I have no special goals towards which I would like to lead the reader. I simply want to tell this story (or alternative history) as I believe that everyone must know where he comes from, where his ancestors resided and what his roots were. A civilization is kept alive only when its past values and traditions are recreated in men’s minds, faithfully and thoroughly, without the element of fancy and distortion; and a generation that remains unaware of its roots is truly orphaned. The present silence, blankness, oblivion about our ancient past represents a theft from the future generations as well and the tragedy we face is that the soul of our culture could well wither away. Already, we are moving towards a cultural holocaust in which our children will have much intelligence, power and intellect but no wisdom, virtue, and the exaltation of spirit, and not even the faith to serve as the consolation of their dreams.

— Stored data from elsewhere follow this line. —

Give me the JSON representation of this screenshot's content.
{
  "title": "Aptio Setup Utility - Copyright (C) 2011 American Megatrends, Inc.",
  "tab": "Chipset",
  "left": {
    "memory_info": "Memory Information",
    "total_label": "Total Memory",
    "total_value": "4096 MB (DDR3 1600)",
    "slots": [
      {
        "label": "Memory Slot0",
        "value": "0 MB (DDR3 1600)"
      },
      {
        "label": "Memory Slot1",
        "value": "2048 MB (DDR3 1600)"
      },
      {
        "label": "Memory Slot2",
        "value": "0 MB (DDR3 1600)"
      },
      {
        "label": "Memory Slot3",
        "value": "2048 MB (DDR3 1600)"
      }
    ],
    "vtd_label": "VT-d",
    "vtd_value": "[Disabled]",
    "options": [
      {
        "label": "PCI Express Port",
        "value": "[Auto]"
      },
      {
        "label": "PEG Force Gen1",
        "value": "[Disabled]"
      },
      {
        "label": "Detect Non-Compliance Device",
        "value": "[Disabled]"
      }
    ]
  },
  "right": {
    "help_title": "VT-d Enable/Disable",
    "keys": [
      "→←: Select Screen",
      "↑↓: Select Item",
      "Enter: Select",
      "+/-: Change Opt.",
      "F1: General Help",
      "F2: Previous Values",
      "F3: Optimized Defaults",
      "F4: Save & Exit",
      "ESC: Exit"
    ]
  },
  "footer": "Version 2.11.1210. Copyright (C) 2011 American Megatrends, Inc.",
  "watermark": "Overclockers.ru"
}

We have inherited an ancient culture. It has faced many waves of invasions, among others, from the Greek, Persian, Pathan, Mongol, French, Dutch and the English. Often with savagery they attempted to suppress our culture; yet the flame of hope burnt brightly against the dark background of foreign rule. Our culture endured, though our land has shrunk to less that half its size compared to the past. But then freedom in 1947 did not bring a fulfillment of our dreams. Day by day, the menace grows from within. In the final analysis, the greatest danger lies not outside our borders but inside, and in our soul and spirit.

What often saved us in the past was the awareness of our age-old culture and the need to hold fast to it, while weaving and refining it for the future. What might doom us in the future is the ignorance of our culture, with no roots to cling to. Culture is tradition and tradition is memory. The ancients knew that and that is why Bharat, who led the Sindhu clan, reintroduced Memory songs in 5095 BC, to keep alive the knowledge of the past, lest we run the risk of building our future without foundation or roots of growth.

In this era of vanishing worth and fading memory, historians have a role to play, to rekindle the dying embers of life and light in our society. But where history falters for lack of fact or interpretation, the field is open to the novelist. He who fails to guard his house – be it the scholar or the nation itself – must learn to tolerate an intruder.